A study published in the journal Biomass and Bioenergy sets out to calculate the true costs and benefits associated with replacing fossil fuels with bioenergy in varying forms for numerous s applications.

The life cycle assessment (LCA) approach takes into account entire bioenergy systems, including every step along the supply chain.

The study led by Patricia Thornley of the Tyndall Centre for Climate Change Research at the University of Manchester has been selected for Elsevier's Atlas Award.

"The cost of bioenergy systems per unit of greenhouse gas reduced is really important because we all want to do the sensible environmental thing, but we don't want excessive cost attached to it," Thornley explained.

"In this paper we brought environmental and economic factors together to then showcase how different bioenergy systems contribute to future energy systems."

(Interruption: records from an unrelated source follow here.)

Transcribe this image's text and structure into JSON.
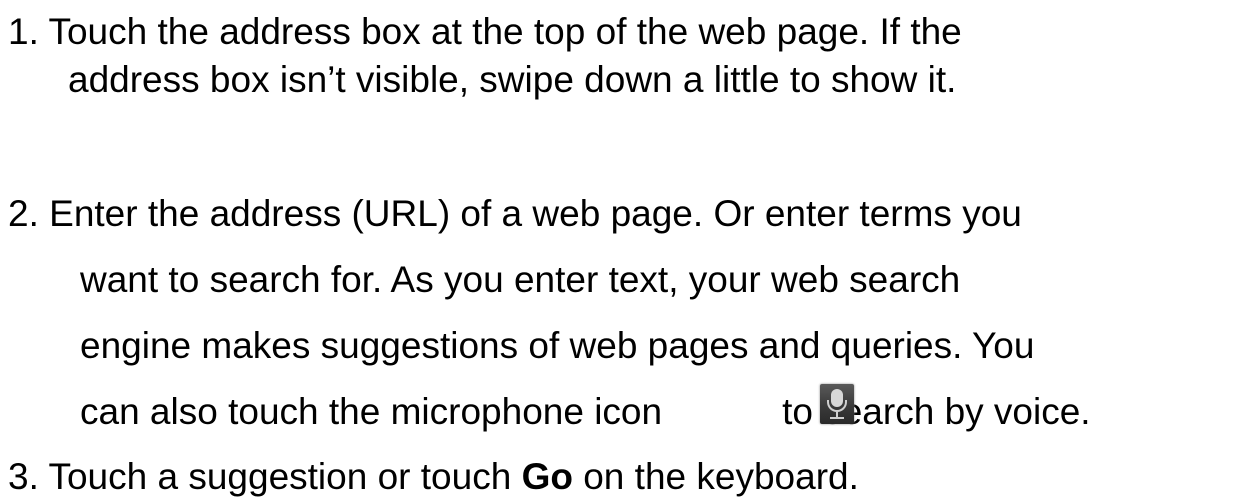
{
  "steps": [
    {
      "line1": "1. Touch the address box at the top of the web page. If the",
      "line2": "address box isn’t visible, swipe down a little to show it."
    },
    {
      "line1": "2. Enter the address (URL) of a web page. Or enter terms you",
      "line2": "want to search for. As you enter text, your web search",
      "line3": "engine makes suggestions of web pages and queries. You",
      "line4_before_icon": "can also touch the microphone icon",
      "line4_after_icon": "to search by voice.",
      "icon": "microphone-icon"
    },
    {
      "prefix": "3. Touch a suggestion or touch ",
      "bold": "Go",
      "suffix": " on the keyboard."
    }
  ]
}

Their assessment takes all of the hidden costs of bioenergy's production into account, including greenhouse gas emissions associated with the production and transport of bioenergy resources, to provide a solid foundation for making decisions about the future of energy.

The results confirm that bioenergy can deliver substantial and cost-effective greenhouse gas reductions, however the most sensible use of limited bioenergy resources is also heavily dependent on how one frames the goals.

For instance, the assessment shows that large-scale electricity systems are best in terms of absolute greenhouse gas reductions per unit of energy generated.

Wood chips used in medium-scale district heating boilers on the other hand, deliver the highest greenhouse gas reductions per unit of harvested biomass.

The findings of the study are especially well timed as the European Union is currently reviewing its bioenergy policy.

Co-authors of the study are Paul Gilbert also from the University of Manchester's Tyndall Centre for Climate Change Research, Simon Shackley and Jim Hammond both from the UK Biochar Research Centre at the University of Edinburgh. The research was funded by the UK Engineering and Physical Sciences Research Council as part of the SUPERGEN Bioenergy Consortium and SUPERGEN Bioenergy hub.